This tutorial has shown AllegroGraph’s capability of creating a Semantic Layer for the Databricks lakehouse platform.

Adding a semantic layer, via AllegroGraph, ascribes business meaning to data so end users can better understand their data and associated metadata. A semantic layer provides a number of advantages in terms of Enterprise-wide data management. Users can define business concepts and connections which add meaning to their desired use-case. Some specific advantages of a semantic layer include: improved data integration, enhanced data accessibility, improved data governance, enhanced data quality, and enhanced data security.




What is a Semantic Layer?

There are several reasons why the notion of semantic layers has reached the forefront of today’s data management conversations. The analyst community is championing the data fabric tenet. The data mesh and data lake house architectures are gaining traction. Data lakes are widely deployed. Even architectural-agnostic business intelligence tooling seeks to harmonize data across sources.

Each of these frameworks requires a semantic layer to ascribe business meaning to data – via metadata – so end users can understand data for their purposes and streamline data integration. This layer sits between users and sources, so the former can comprehend data without knowing the underlying data formats.
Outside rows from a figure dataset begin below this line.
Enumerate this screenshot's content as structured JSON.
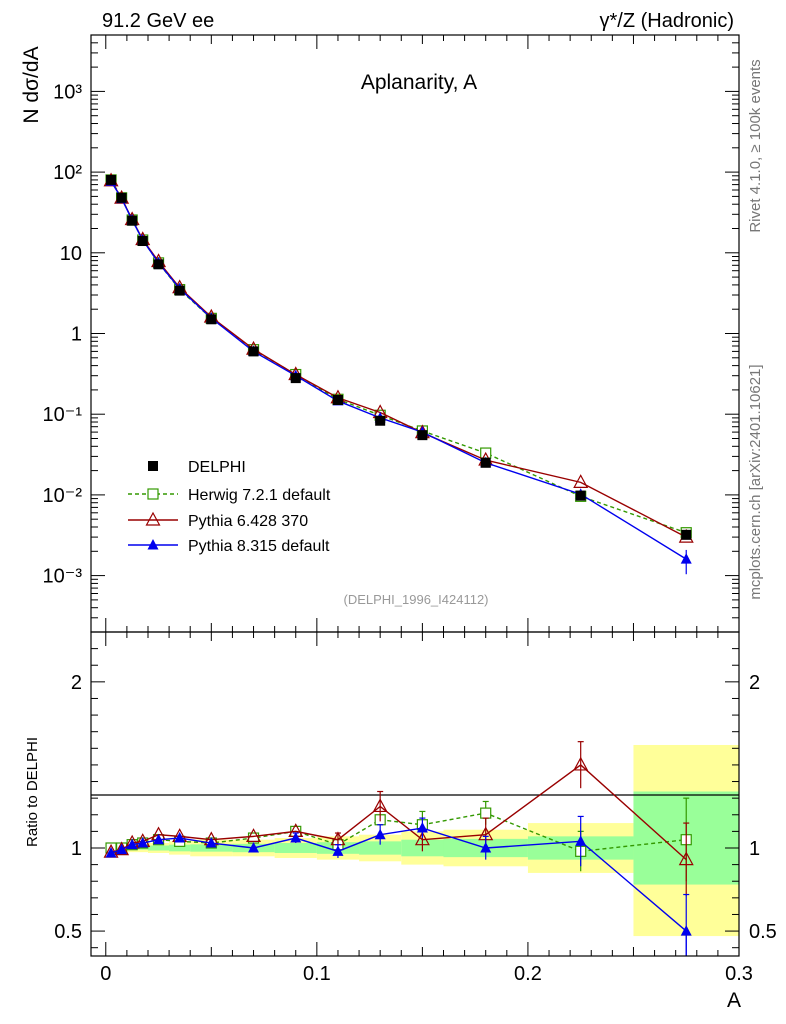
{
  "header": {
    "left": "91.2 GeV ee",
    "right": "γ*/Z (Hadronic)",
    "title": "Aplanarity, A",
    "analysis_id": "(DELPHI_1996_I424112)",
    "side_rivet": "Rivet 4.1.0, ≥ 100k events",
    "side_site": "mcplots.cern.ch [arXiv:2401.10621]"
  },
  "chart_data": [
    {
      "type": "line",
      "panel": "main",
      "ylabel": "N  dσ/dA",
      "yscale": "log",
      "ylim": [
        0.0002,
        5000
      ],
      "xlim": [
        -0.007,
        0.3
      ],
      "y_tick_labels": [
        "10⁻³",
        "10⁻²",
        "10⁻¹",
        "1",
        "10",
        "10²",
        "10³"
      ],
      "x": [
        0.0025,
        0.0075,
        0.0125,
        0.0175,
        0.025,
        0.035,
        0.05,
        0.07,
        0.09,
        0.11,
        0.13,
        0.15,
        0.18,
        0.225,
        0.275
      ],
      "series": [
        {
          "name": "DELPHI",
          "color": "#000000",
          "marker": "filled-square",
          "values": [
            80,
            48,
            25,
            14,
            7.2,
            3.4,
            1.5,
            0.6,
            0.28,
            0.15,
            0.083,
            0.055,
            0.025,
            0.0098,
            0.0032
          ]
        },
        {
          "name": "Herwig 7.2.1 default",
          "color": "#339900",
          "marker": "open-square",
          "dashed": true,
          "values": [
            80,
            48,
            25.5,
            14.4,
            7.5,
            3.5,
            1.54,
            0.63,
            0.31,
            0.153,
            0.097,
            0.062,
            0.033,
            0.0096,
            0.0034
          ]
        },
        {
          "name": "Pythia 6.428 370",
          "color": "#990000",
          "marker": "open-triangle",
          "values": [
            78,
            47.5,
            25.8,
            14.6,
            7.8,
            3.7,
            1.6,
            0.64,
            0.31,
            0.16,
            0.105,
            0.059,
            0.027,
            0.0143,
            0.003
          ]
        },
        {
          "name": "Pythia 8.315 default",
          "color": "#0000ee",
          "marker": "filled-triangle",
          "values": [
            77,
            47,
            25.5,
            14.4,
            7.5,
            3.6,
            1.55,
            0.6,
            0.3,
            0.146,
            0.09,
            0.06,
            0.025,
            0.0102,
            0.0016
          ]
        }
      ]
    },
    {
      "type": "line",
      "panel": "ratio",
      "ylabel": "Ratio to DELPHI",
      "xlabel": "A",
      "ylim": [
        0.35,
        2.3
      ],
      "xlim": [
        -0.007,
        0.3
      ],
      "y_tick_labels": [
        "0.5",
        "1",
        "2"
      ],
      "x_tick_labels": [
        "0",
        "0.1",
        "0.2",
        "0.3"
      ],
      "bands": {
        "edges": [
          0,
          0.005,
          0.01,
          0.015,
          0.02,
          0.03,
          0.04,
          0.06,
          0.08,
          0.1,
          0.12,
          0.14,
          0.16,
          0.2,
          0.25,
          0.3
        ],
        "yellow": [
          [
            0.985,
            1.015
          ],
          [
            0.98,
            1.02
          ],
          [
            0.975,
            1.025
          ],
          [
            0.975,
            1.025
          ],
          [
            0.97,
            1.03
          ],
          [
            0.96,
            1.04
          ],
          [
            0.95,
            1.05
          ],
          [
            0.95,
            1.05
          ],
          [
            0.94,
            1.06
          ],
          [
            0.93,
            1.07
          ],
          [
            0.92,
            1.08
          ],
          [
            0.9,
            1.1
          ],
          [
            0.89,
            1.11
          ],
          [
            0.85,
            1.15
          ],
          [
            0.47,
            1.62
          ]
        ],
        "green": [
          [
            0.995,
            1.005
          ],
          [
            0.99,
            1.01
          ],
          [
            0.99,
            1.01
          ],
          [
            0.99,
            1.01
          ],
          [
            0.985,
            1.015
          ],
          [
            0.98,
            1.02
          ],
          [
            0.978,
            1.022
          ],
          [
            0.975,
            1.025
          ],
          [
            0.97,
            1.03
          ],
          [
            0.965,
            1.035
          ],
          [
            0.96,
            1.04
          ],
          [
            0.95,
            1.05
          ],
          [
            0.945,
            1.055
          ],
          [
            0.93,
            1.07
          ],
          [
            0.78,
            1.34
          ]
        ]
      },
      "series": [
        {
          "name": "Herwig 7.2.1 default",
          "color": "#339900",
          "values": [
            1.0,
            1.0,
            1.02,
            1.03,
            1.05,
            1.04,
            1.03,
            1.06,
            1.1,
            1.02,
            1.17,
            1.14,
            1.21,
            0.98,
            1.05
          ],
          "errors": [
            0.0,
            0.0,
            0.0,
            0.0,
            0.0,
            0.0,
            0.0,
            0.0,
            0.0,
            0.0,
            0.0,
            0.08,
            0.07,
            0.12,
            0.25
          ]
        },
        {
          "name": "Pythia 6.428 370",
          "color": "#990000",
          "values": [
            0.975,
            0.99,
            1.03,
            1.04,
            1.08,
            1.07,
            1.05,
            1.07,
            1.1,
            1.05,
            1.25,
            1.05,
            1.08,
            1.5,
            0.93
          ],
          "errors": [
            0.0,
            0.0,
            0.0,
            0.0,
            0.0,
            0.0,
            0.0,
            0.0,
            0.0,
            0.04,
            0.09,
            0.07,
            0.1,
            0.14,
            0.22
          ]
        },
        {
          "name": "Pythia 8.315 default",
          "color": "#0000ee",
          "values": [
            0.97,
            0.99,
            1.02,
            1.03,
            1.05,
            1.06,
            1.03,
            1.0,
            1.06,
            0.98,
            1.08,
            1.12,
            1.0,
            1.04,
            0.5
          ],
          "errors": [
            0.0,
            0.0,
            0.0,
            0.0,
            0.0,
            0.0,
            0.0,
            0.0,
            0.03,
            0.04,
            0.06,
            0.06,
            0.07,
            0.15,
            0.22
          ]
        }
      ]
    }
  ]
}
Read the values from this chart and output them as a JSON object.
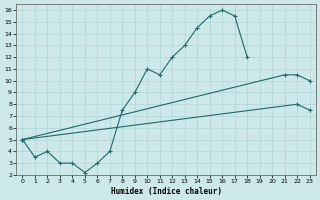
{
  "xlabel": "Humidex (Indice chaleur)",
  "bg_color": "#cce8e8",
  "line_color": "#1a6b6b",
  "xlim": [
    -0.5,
    23.5
  ],
  "ylim": [
    2,
    16.5
  ],
  "xticks": [
    0,
    1,
    2,
    3,
    4,
    5,
    6,
    7,
    8,
    9,
    10,
    11,
    12,
    13,
    14,
    15,
    16,
    17,
    18,
    19,
    20,
    21,
    22,
    23
  ],
  "yticks": [
    2,
    3,
    4,
    5,
    6,
    7,
    8,
    9,
    10,
    11,
    12,
    13,
    14,
    15,
    16
  ],
  "curve1": {
    "x": [
      0,
      1,
      2,
      3,
      4,
      5,
      6,
      7,
      8,
      9,
      10,
      11,
      12,
      13,
      14,
      15,
      16,
      17,
      18
    ],
    "y": [
      5,
      3.5,
      4,
      3,
      3,
      2.2,
      3,
      4,
      7.5,
      9,
      11,
      10.5,
      12,
      13,
      14.5,
      15.5,
      16,
      15.5,
      12
    ]
  },
  "curve2": {
    "x": [
      0,
      23
    ],
    "y": [
      5,
      10.5
    ]
  },
  "curve2_markers": {
    "x": [
      0,
      21,
      22,
      23
    ],
    "y": [
      5,
      10.5,
      10.5,
      10.0
    ]
  },
  "curve3": {
    "x": [
      0,
      23
    ],
    "y": [
      5,
      8.0
    ]
  },
  "curve3_markers": {
    "x": [
      0,
      22,
      23
    ],
    "y": [
      5,
      8.0,
      7.5
    ]
  }
}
What are the advantages of a semantic layer in your data infrastructure?

A semantic layer is an intermediate layer in an Enterprise architecture that sits between the data
sources and the applications that use the data. It provides a number of advantages in terms
of data management, integration, and accessibility. Some specific advantages of a semantic
layer include:

1. Improved data integration: A semantic layer can help to integrate data from multiple sources by providing a common data model and set of APls that can be used to access the data. This makes it easier to build applications that work with data from multiple sources.
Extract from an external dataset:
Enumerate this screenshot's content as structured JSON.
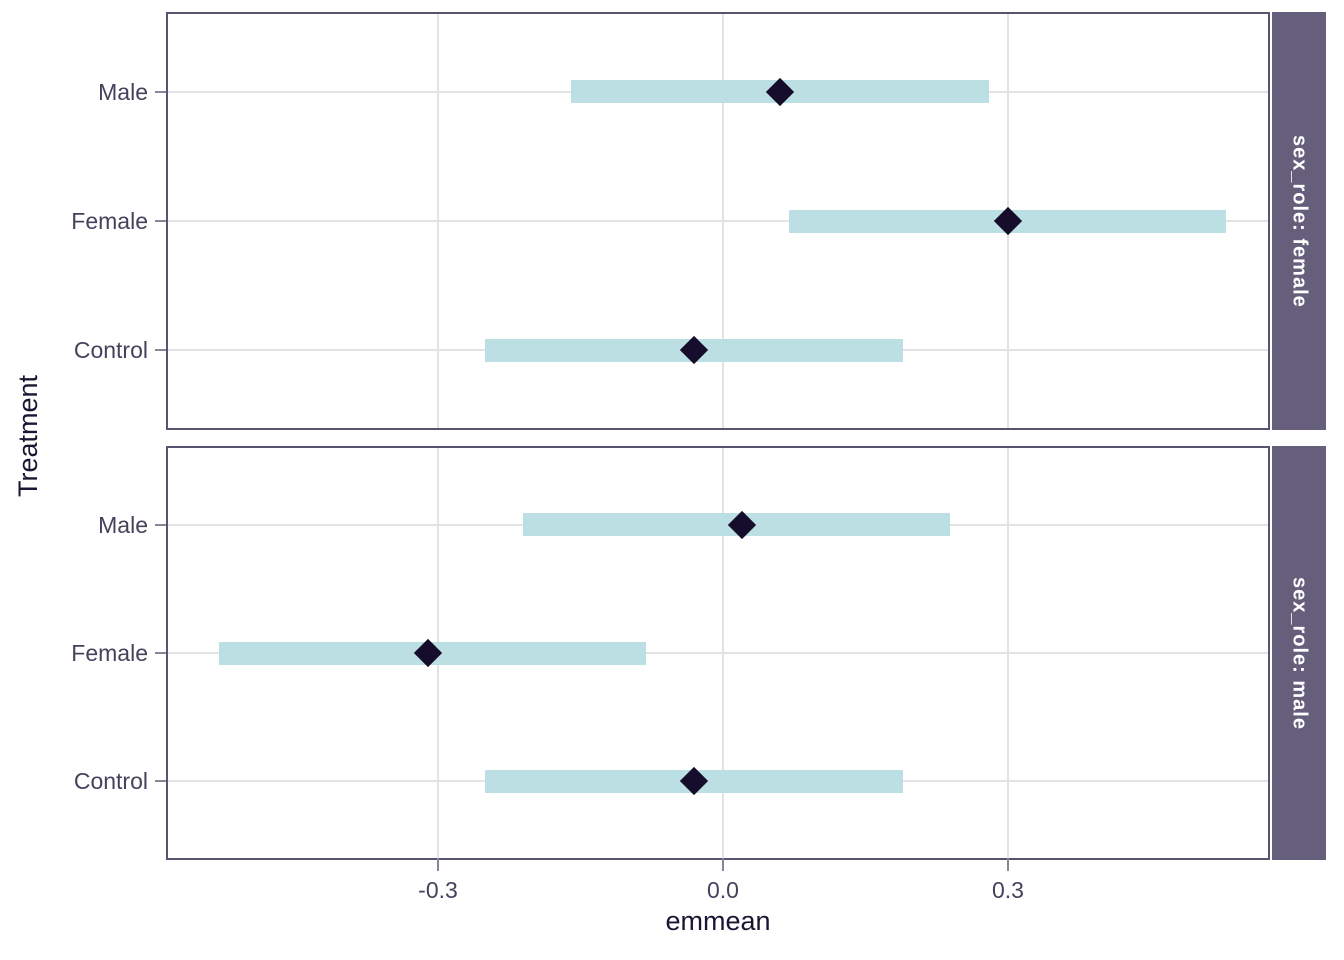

2. Enhanced data accessibility: A semantic layer can provide a higher level of abstraction over the data sources, making it easier for users to access and work with the data. This can be particularly useful for users who are not technical experts or who do not have in-depth knowledge of the underlying data sources.

3. Better data governance: A semantic layer can help to enforce data governance policies by providing a centralized point of control for data access and management. This can help to ensure that data is used in a consistent and controlled manner.

4. Upgraded data quality: A semantic layer can help to improve the quality of the data by providing tools and processes for data cleansing, validation, and transformation. This can help to ensure that the data is accurate and consistent.

5. Advanced data security: A semantic layer can provide an additional layer of security by controlling access to the data sources and enforcing security policies. This can help to protect sensitive data and ensure that it is only accessed by authorized users.

Overall, a semantic layer can provide a number of benefits in terms of data integration, accessibility, governance, quality, and security, making it a valuable component of a data infrastructure.

Semantic Layers with W3C’s Semantic Technologies

Semantic Technology refers to a set of tools and technologies that are used to represent, store, and manipulate data in a way that allows it to be understood and interpreted by computers. Some examples of semantic technology include graph databases, ontologies, and semantic web standards such as RDF and OWL.

While semantic technology is the preferred way to implement a semantic layer, some other players have tried other technologies including traditional relational databases, data warehousing tools, or even flat files. The key is to provide a common data model and set of APIs that can be used to access the data in a consistent and predictable manner.

That being said, Standards based W3C Semantic Technology, like that offered by AllegroGraph, has a huge advantage when it comes to implementing a semantic layer. In particular, Semantic Technology is well-suited for representing complex, interconnected data relationships, and it can provide a high level of flexibility and adaptability when it comes to working with different data sources and structures. As such, semantic technology can be a particularly useful choice for organizations that need to integrate and work with large volumes of complex data.

There are rare cases where a proprietary semantic layer may work and the organization might not mind getting locked into the ecosystem of a vendor for their metadata management needs. But for the majority of use cases, the best way to future-proof the enterprise is to adopt a standardized semantic layer with semantic technologies. This method provides a seamless business understanding of data that complements any current or future IT needs, while reinforcing data integration, analytics, and data governance.